Hello world! I believe this is what a normal beginner for programming would see as they first try to code in certain programming language.

As this is also my very first post in Dev, I would like to say Hello world! too!

As a C/C++ programmer, a simple program as below:

#include <iostream>

int main(int argc, char **argv) { 
  std::cout << "Hello world!" << std::endl; 
  return 0;
}

would provide the output of

Hello world!

Nevertheless, it would be boring if we only able to produce the output by using the sample above especially in the world of C/C++ where we should know everything in detail underlying the code.

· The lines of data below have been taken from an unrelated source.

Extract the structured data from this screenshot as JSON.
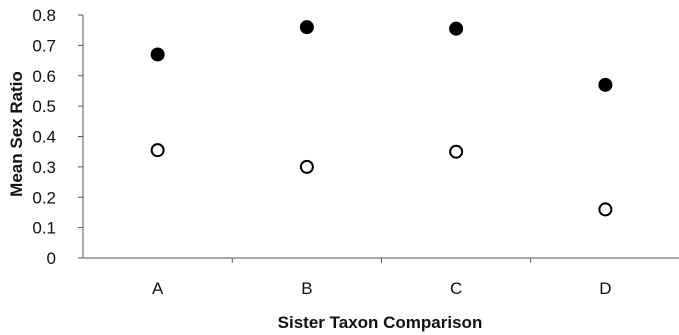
{
  "chart_data": {
    "type": "scatter",
    "title": "",
    "xlabel": "Sister Taxon Comparison",
    "ylabel": "Mean Sex Ratio",
    "categories": [
      "A",
      "B",
      "C",
      "D"
    ],
    "ylim": [
      0,
      0.8
    ],
    "yticks": [
      "0",
      "0.1",
      "0.2",
      "0.3",
      "0.4",
      "0.5",
      "0.6",
      "0.7",
      "0.8"
    ],
    "grid": false,
    "legend": "none",
    "series": [
      {
        "marker": "filled-circle",
        "color": "#000000",
        "values": [
          0.67,
          0.76,
          0.755,
          0.57
        ]
      },
      {
        "marker": "open-circle",
        "color": "#000000",
        "values": [
          0.355,
          0.3,
          0.35,
          0.16
        ]
      }
    ]
  }
}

To do that, we will compile the code in a bare metal version using inline assembly language.

Inline assembly language

One of the way is to have helloworld.c as below

int main(void) {
  register int    syscall_no  asm("rax") = 1;
  register int    arg1        asm("rdi") = 1;
  register char*  arg2        asm("rsi") = "Hello world!\n";
  register int    arg3        asm("rdx") = 13;
  asm("syscall");
  return 0;
}

The system call number is put in register rax
The rest of the arguments are put in registers rdi, rsi and rdx
%rdi, %rsi, %rdx, %rcx, %r8, and %r9 are used to pass the first six integer or pointer parameters to called functions

In other words, the code above is executing the system call of

write(STDOUT_FILENO,
   "Hello world!\n",
   sizeof("Hello world!\n")
);

Running of code under Linux x86-x64

$ gcc -o helloworld helloworld.c
$ ./helloworld

Program without main

To make more fun, we are going to write code that does not have main, let's call it nomain program

The entry point for the program would be

void nomain() {
  print();
  exit();
}

where the print and exit functions would be

void print() {
  register char* arg2 asm("rsi") = "Hello world!\n";
  asm("mov $1,%%rax \n\t"
      "mov $1,%%rdi \n\t"
      "mov $13,%%rdx \n\t"
      "syscall \n\t" ::
          : "rdi", "rdx");
}

void exit() {
  asm("mov $0,%rdi \n\t"
      "mov $60,%rax \n\t"
      "syscall \n\t");
}

The print function is similar as the example described just now. For the exit() function, it is executing system call of

exit(EXIT_SUCCESS);

with return code 0, while 60 is system call number for exit

To check the return code, we can type

$ echo $?

after executing the executable.

Running of nomain code under Linux x86-x64

$ gcc -c -fno-builtin helloworld.c
$ ld -static -e nomain -o helloworld helloworld.o
$ ./helloworld

GCC has provided a lot of built-in functions, normally it would replace C function with internal function of compiler for optimization purposes. For example, if only strings are involved in the printf function, it would be replaced with puts function to save time for formatting interpretation. exit() function is one of the internal function for GCC, hence we have to put no-builtin flag to disable the built-in functions
The entry point is then configured through -e nomain

Thanks for reading my very first post, hope you enjoy the reading!